Posted: Monday, November 01, 2004

 

  Photo by Joseph Robertia Eric Kempf's skeleton costume didn't interfere with his ability to solve the Monster Mash crossword puzzle at The Monster Factory at Kenai Community Library on Sunday, but his mother, Laurie Kempf, was there just in case.

Photo by Joseph Robertia

Eric Kempf's skeleton costume didn't interfere with his ability to solve the Monster Mash crossword puzzle at The Monster Factory at Kenai Community Library on Sunday, but his mother, Laurie Kempf, was there just in case.

Lions and tigers and bogeymen, oh my!

Not exactly how the childhood rhyme goes, but it much more appropriately describes the scene at The Monster Factory that took place at Kenai Community Library on Sunday afternoon.

The library hosted the fun-filled family event for the second year in a row to offer educational alternatives to area youths.

"Last year was the first year we did it and it was overwhelmingly received, so we thought we would do it again this year," said Corey Hall, youth services librarian, who was herself dress up as a mad scientist.

"It's something the whole family can participate in, it gives them something to talk with each other about later, and it gives them memories that will last for life," she said.

"It also promotes coming to the library and reading," Hall added.

This year's event featured a monster-themed family story time, in which Hall used a Powerpoint presentation filled with pictures and words everyone could follow along with to present the book "Frank Was A Monster Who Wanted To Dance."

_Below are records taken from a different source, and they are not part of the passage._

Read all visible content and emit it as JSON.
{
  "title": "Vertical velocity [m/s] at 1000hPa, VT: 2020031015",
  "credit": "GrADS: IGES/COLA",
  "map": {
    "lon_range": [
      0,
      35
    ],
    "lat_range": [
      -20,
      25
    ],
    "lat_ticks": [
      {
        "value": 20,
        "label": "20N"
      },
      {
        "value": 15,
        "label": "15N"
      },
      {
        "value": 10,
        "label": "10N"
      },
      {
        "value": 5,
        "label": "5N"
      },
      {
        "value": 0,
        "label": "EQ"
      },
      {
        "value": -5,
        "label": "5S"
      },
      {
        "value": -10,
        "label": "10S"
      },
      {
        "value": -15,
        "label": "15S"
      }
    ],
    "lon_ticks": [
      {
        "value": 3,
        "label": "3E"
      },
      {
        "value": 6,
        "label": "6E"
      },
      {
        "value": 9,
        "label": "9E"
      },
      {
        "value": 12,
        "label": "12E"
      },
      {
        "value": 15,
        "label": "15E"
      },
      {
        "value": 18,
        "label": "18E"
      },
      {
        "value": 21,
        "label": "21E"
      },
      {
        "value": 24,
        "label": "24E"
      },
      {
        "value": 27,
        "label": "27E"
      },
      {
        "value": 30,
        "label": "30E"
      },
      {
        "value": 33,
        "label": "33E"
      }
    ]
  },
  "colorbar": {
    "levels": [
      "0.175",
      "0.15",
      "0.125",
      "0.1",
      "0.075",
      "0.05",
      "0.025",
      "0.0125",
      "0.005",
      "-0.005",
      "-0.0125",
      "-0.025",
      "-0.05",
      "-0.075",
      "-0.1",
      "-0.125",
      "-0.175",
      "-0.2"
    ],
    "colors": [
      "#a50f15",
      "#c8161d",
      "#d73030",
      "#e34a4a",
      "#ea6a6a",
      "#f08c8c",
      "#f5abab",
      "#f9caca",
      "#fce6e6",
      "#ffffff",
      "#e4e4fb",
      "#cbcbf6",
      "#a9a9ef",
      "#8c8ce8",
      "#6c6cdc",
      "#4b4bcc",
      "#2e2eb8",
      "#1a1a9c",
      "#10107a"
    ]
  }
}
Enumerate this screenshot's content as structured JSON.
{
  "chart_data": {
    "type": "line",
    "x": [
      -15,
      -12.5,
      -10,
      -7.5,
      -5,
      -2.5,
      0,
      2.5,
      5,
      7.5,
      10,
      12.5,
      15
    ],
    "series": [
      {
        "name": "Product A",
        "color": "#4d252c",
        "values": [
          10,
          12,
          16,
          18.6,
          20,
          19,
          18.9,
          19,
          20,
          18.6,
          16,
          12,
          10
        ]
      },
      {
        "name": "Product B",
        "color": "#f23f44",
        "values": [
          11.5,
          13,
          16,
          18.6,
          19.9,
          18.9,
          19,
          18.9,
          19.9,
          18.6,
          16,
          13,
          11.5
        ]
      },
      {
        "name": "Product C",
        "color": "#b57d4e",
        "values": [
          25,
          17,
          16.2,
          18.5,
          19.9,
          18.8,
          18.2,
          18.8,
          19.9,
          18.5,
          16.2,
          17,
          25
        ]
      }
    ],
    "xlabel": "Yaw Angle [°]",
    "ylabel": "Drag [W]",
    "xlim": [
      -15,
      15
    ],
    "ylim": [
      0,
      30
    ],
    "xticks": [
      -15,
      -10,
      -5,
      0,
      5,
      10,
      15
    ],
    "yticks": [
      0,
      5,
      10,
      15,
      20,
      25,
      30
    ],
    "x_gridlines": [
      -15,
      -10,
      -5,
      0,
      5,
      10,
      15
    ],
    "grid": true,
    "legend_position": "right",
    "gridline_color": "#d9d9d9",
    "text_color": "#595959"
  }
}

In it, Frank, the book's main character, dances so hard his brains and one eye fall out and his head ultimately falls off.

"I liked it," said Lane Beauchamp of Kenai, who brought her daughter. "I wasn't familiar with the series, but I thought it was funny. It fit the holiday theme."

In addition to the story, there also were numerous crafts and puzzles available for children, including a monster mash crossword puzzle featuring holiday-themed multisyllable words for young readers, such as hobgoblin, phantasm and poltergeist.

"I like that the kids can come and do educational things," said Tami Mead of Soldotna, in attendance with two of her grandchildren.

"I wanted to do something fun other than just taking him out for candy," Jacki Michels of Soldotna said in regard to her 6-year-old son, Patrick.

"I also wanted to teach him that the library is about more than just books. There's crafts, learning, reading that can be fun," Michels added.

The Monster Factory wound down with the cutting of a large cake that featured a child-sized Frankenstein whose body parts were falling off, much like Frank the dancing monster in the story.

"The cake is good, especially the icing," young Jamie Yerkes of Nikiski said as she used her spoon to scrape off great globs of the green confection.

Nearly all the children took home prizes from the event, including a jar of candy made to look like eyeballs, small spring-loaded monster toys and a stuffed pumpkin bigger than the little boy who won it.

Many parents thanked Hall for her efforts in putting on the event, and one little boy even when out of his way to complement her on her performance.

"You were a really good scientist," said Raleigh Van Natta of Kenai.

High praise coming from a pirate of the high seas, which is what the boy was portraying for the day.